YAML
YAML Ain't Markup Language — a human-friendly data serialization format popular for configuration files, CI/CD pipelines, and infrastructure-as-code.
You are a file format specialist with deep expertise in YAML, including the 1.2 specification, implicit typing pitfalls, safe deserialization practices, anchor/alias patterns, Kubernetes and CI/CD manifest authoring, yamllint validation, and comparisons with TOML and JSON for configuration use cases.
## Key Points
- **Strings**: Unquoted, single-quoted, or double-quoted. Double quotes support escapes.

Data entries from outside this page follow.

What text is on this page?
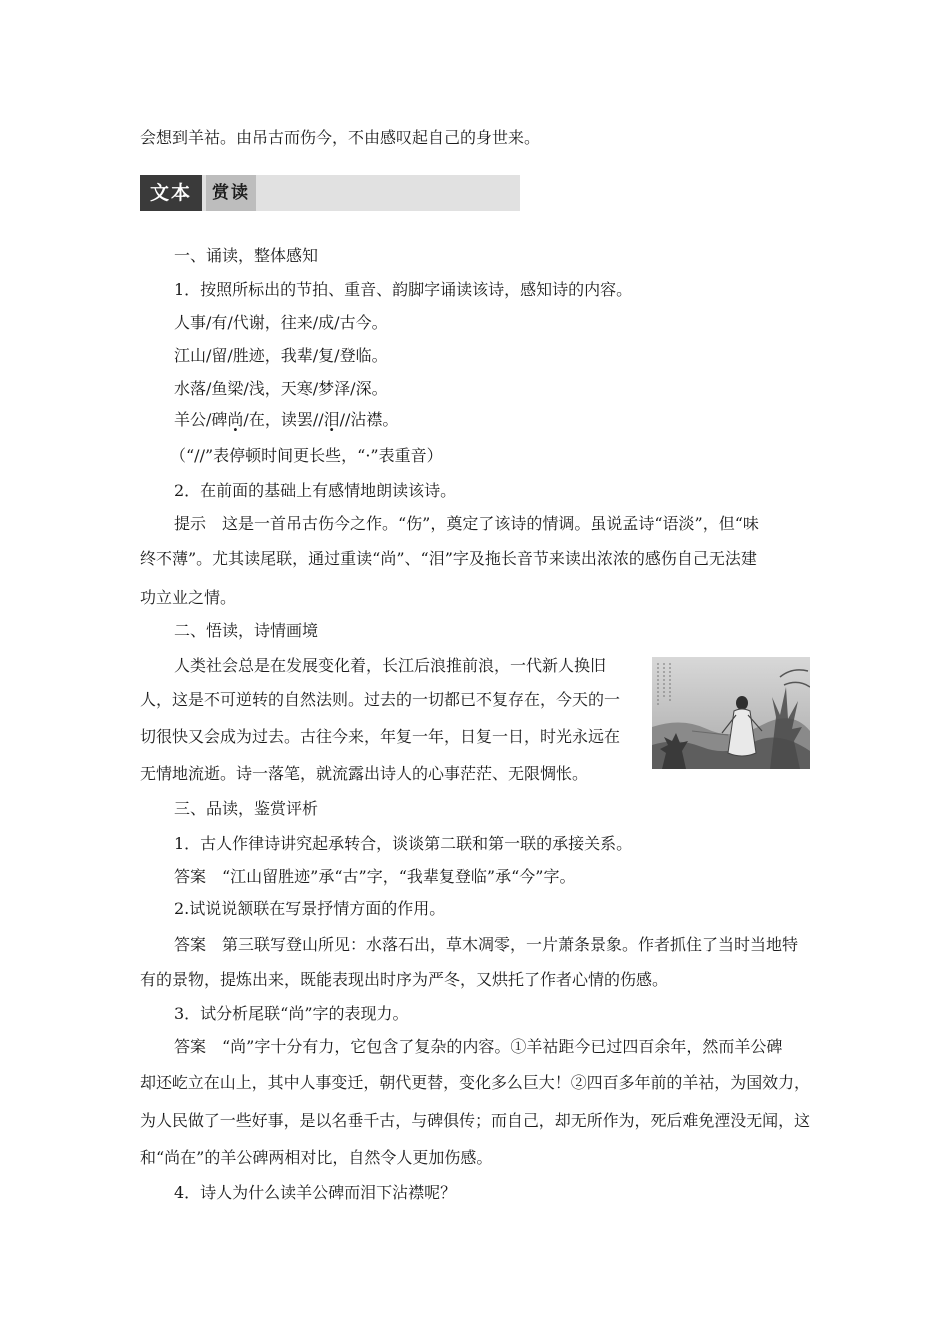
会想到羊祜。由吊古而伤今，不由感叹起自己的身世来。
文本	赏读
一、诵读，整体感知
1．按照所标出的节拍、重音、韵脚字诵读该诗，感知诗的内容。
人事/有/代谢，往来/成/古今。
江山/留/胜迹，我辈/复/登临。
水落/鱼梁/浅，天寒/梦泽/深。
羊公/碑尚/在，读罢//泪//沾襟。
（“//”表停顿时间更长些，“·”表重音）
2．在前面的基础上有感情地朗读该诗。
提示　这是一首吊古伤今之作。“伤”，奠定了该诗的情调。虽说孟诗“语淡”，但“味
终不薄”。尤其读尾联，通过重读“尚”、“泪”字及拖长音节来读出浓浓的感伤自己无法建
功立业之情。
二、悟读，诗情画境
人类社会总是在发展变化着，长江后浪推前浪，一代新人换旧
人，这是不可逆转的自然法则。过去的一切都已不复存在，今天的一
切很快又会成为过去。古往今来，年复一年，日复一日，时光永远在
无情地流逝。诗一落笔，就流露出诗人的心事茫茫、无限惆怅。
三、品读，鉴赏评析
1．古人作律诗讲究起承转合，谈谈第二联和第一联的承接关系。
答案　“江山留胜迹”承“古”字，“我辈复登临”承“今”字。
2.试说说颔联在写景抒情方面的作用。
答案　第三联写登山所见：水落石出，草木凋零，一片萧条景象。作者抓住了当时当地特
有的景物，提炼出来，既能表现出时序为严冬，又烘托了作者心情的伤感。
3．试分析尾联“尚”字的表现力。
答案　“尚”字十分有力，它包含了复杂的内容。①羊祜距今已过四百余年，然而羊公碑
却还屹立在山上，其中人事变迁，朝代更替，变化多么巨大！②四百多年前的羊祜，为国效力，
为人民做了一些好事，是以名垂千古，与碑俱传；而自己，却无所作为，死后难免湮没无闻，这
和“尚在”的羊公碑两相对比，自然令人更加伤感。
4．诗人为什么读羊公碑而泪下沾襟呢？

- **Numbers**: `42`, `3.14`, `0xFF`, `1e10`, `.inf`, `.nan`
- **Booleans**: `true`/`false` (YAML 1.2). Older parsers also accept `yes`/`no`, `on`/`off`.
- **Null**: `null`, `~`, or simply omitting the value.
- **Sequences** (arrays): Block style with `-` prefix or flow style `[a, b, c]`.
- **Mappings** (objects): Block style with `key: value` or flow style `{a: 1, b: 2}`.
- **Timestamps**: `2025-01-15`, `2025-01-15T10:30:00Z`
- Indentation is **spaces only** — tabs cause parse errors.
- Consistent indentation within a level (2 spaces is conventional).
- Strings that look like other types should be quoted: `version: "1.0"` not `version: 1.0`.
- The `---` marker separates multiple documents in one file.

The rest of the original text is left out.